If you could inspire a movement that would bring the most amount of good to the most amount of people, what would that be?

I’m so all over the place; when I have an idea, my first thought is to start a group around it. Years ago I created a website called BadAds whose mission was to put a stop to intrusive advertising — we blogged (this was before blogs…it was called a “weblog”), we gave away stickers that people would plaster over intrusive ads, and we actually got some press. Then I started creativePAW (Creative Professionals for Animal Welfare) that had 1,000 volunteers offering their creative services for free to animal shelters and animal welfare nonprofits. Then, earlier this year I started a website to help people who want to quit freelancing and get a 9–5 job, which is actually pretty controversial these days — some people actually feel shamed about “going to work for The Man” — but then I got too busy with my 9–5 job to keep it up!

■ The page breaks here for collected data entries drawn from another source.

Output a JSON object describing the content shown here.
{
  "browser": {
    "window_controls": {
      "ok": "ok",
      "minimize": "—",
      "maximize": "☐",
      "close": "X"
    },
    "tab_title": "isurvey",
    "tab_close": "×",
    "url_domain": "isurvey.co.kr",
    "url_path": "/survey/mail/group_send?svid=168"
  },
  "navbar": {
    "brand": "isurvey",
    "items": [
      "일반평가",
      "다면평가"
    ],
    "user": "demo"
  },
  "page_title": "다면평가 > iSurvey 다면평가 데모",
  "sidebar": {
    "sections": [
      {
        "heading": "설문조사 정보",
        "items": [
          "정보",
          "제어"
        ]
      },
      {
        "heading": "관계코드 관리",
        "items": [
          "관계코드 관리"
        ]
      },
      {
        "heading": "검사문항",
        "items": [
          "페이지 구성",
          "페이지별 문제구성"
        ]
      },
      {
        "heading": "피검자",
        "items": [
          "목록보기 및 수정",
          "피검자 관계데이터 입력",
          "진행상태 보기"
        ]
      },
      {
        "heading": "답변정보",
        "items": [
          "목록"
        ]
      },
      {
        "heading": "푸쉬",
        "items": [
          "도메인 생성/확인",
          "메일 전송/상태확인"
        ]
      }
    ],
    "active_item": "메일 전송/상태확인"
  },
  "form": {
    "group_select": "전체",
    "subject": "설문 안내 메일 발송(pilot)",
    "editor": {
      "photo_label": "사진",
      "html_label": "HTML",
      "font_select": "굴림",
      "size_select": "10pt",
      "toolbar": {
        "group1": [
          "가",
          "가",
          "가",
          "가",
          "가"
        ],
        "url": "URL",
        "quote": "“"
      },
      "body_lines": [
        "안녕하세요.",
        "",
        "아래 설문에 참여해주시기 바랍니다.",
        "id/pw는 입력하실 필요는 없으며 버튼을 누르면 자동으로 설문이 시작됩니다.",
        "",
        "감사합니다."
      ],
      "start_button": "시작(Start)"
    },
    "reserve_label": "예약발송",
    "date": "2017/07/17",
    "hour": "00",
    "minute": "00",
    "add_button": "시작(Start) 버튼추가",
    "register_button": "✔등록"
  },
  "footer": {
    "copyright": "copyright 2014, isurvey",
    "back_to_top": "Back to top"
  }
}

Did I mention I have ADHD? Not joking.

So what movement would I start that might actually last? I’d go for an anti-lawn movement. Grass lawns are stupid, and a huge waste of resources.

Can you please give us your favorite life lesson quote and how that was relevant to you in your life?

“This too shall pass.” This quote has helped whenever there’s been some setback in my writing life (or personal life); yes, this assignment may be horrible or this piece of writing may not be working out, but a year from now I probably won’t even remember it.

That was very inspiring. Thank you for taking the time to do this interview.

This interview is part of an interview series by TapeACall, the original iPhone call recording app. You can check it out at tapeacall.com.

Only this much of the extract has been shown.